Fractional stochastic Landau-Lifshitz Navier-Stokes equations in dimension $d \geq 3$: Existence and (non-)triviality
Ruhong Jin, Nicolas Perkowski
Abstract
We investigate fractional stochastic Navier-Stokes equations in $d\ge 3$, driven by the random force $(-Δ)^{\fracθ{2}}ξ$ which, as we show, corresponds to a fractional version of the Landau-Lifshitz random force in the physics literature.

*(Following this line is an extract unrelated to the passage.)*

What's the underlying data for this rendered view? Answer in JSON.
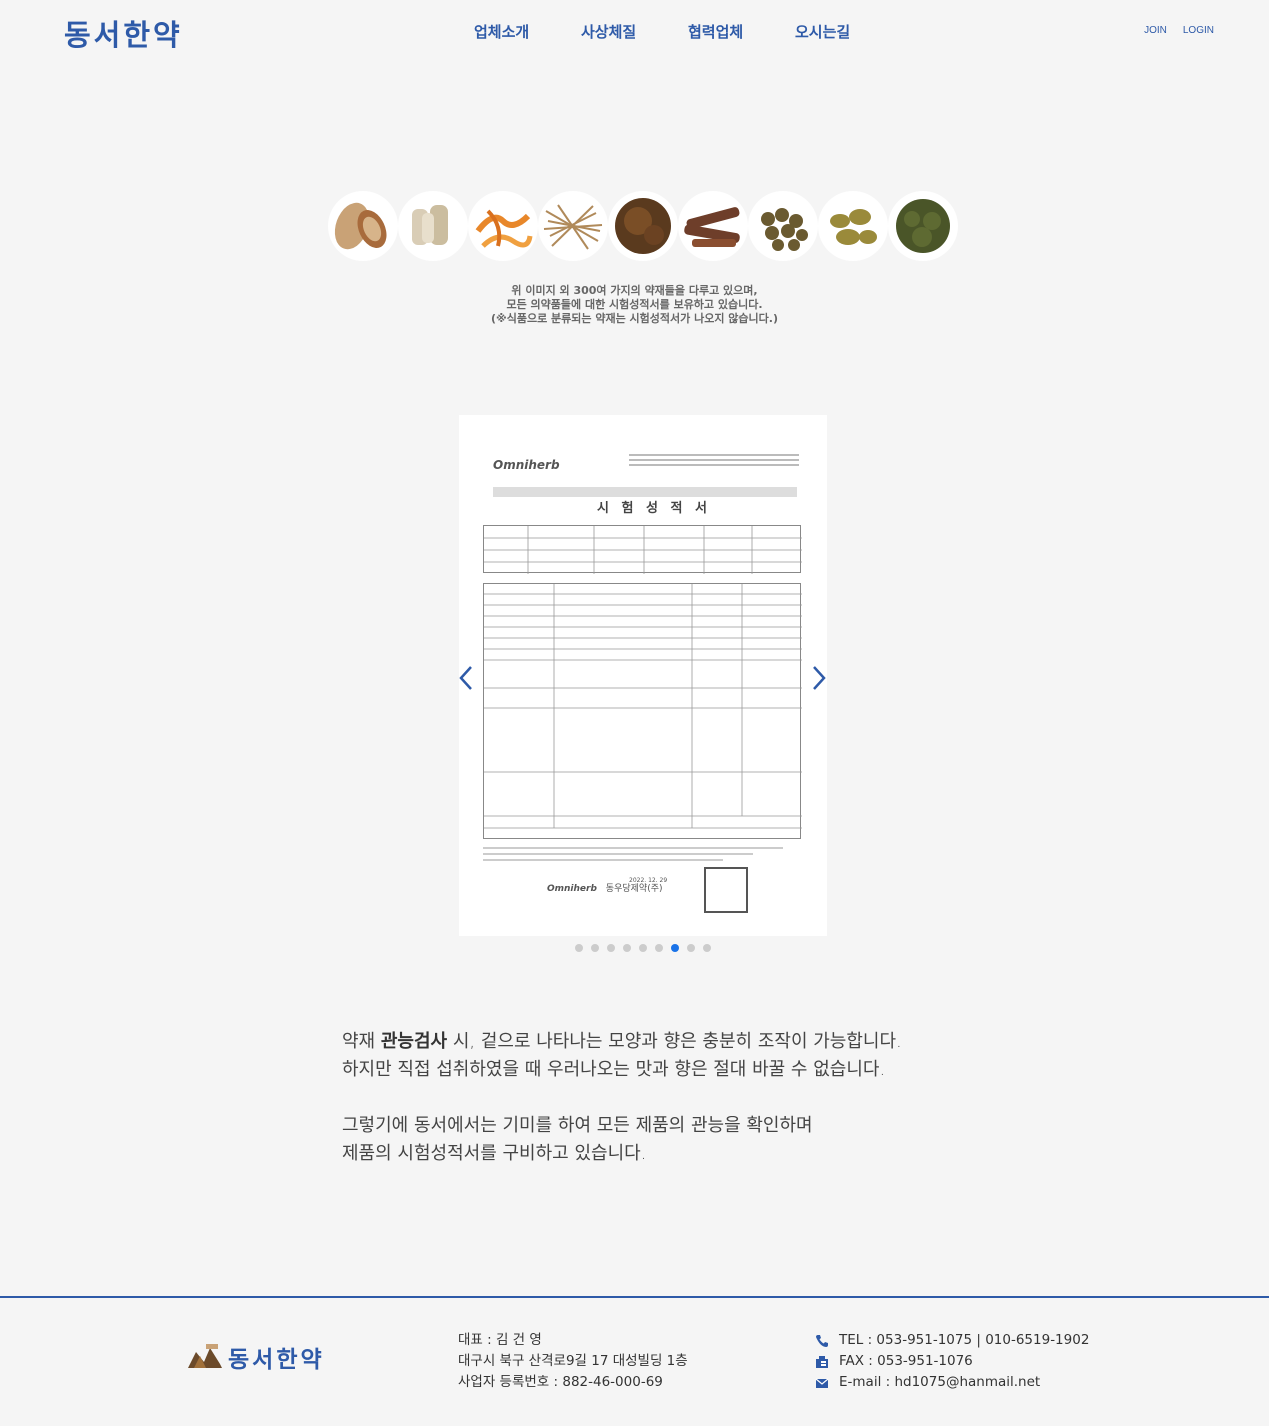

We obtain the existence and uniqueness of martingale solutions on the torus $\mathbb T^d$ for $θ> \frac{d}{2}$. For $θ\le 1$ the equation is supercritical and we regularize the problem by introducing a Galerkin approximation and we study the large scale behavior of the truncated model on $\RR^d$. We show that the nonlinear term in the Galerkin approximation vanishes on large scales when $θ< 1$ and the model converges to the linearized equation. For $θ= 1$ the nonlinear term gives a nontrivial contribution to the large scale beahvior, and we conjecture that the large scale behavior is given by a linear model with strictly larger effective diffusivity compared to simply dropping the nonlinear term. The effective diffusivity is explicitly given in terms of the model parameters.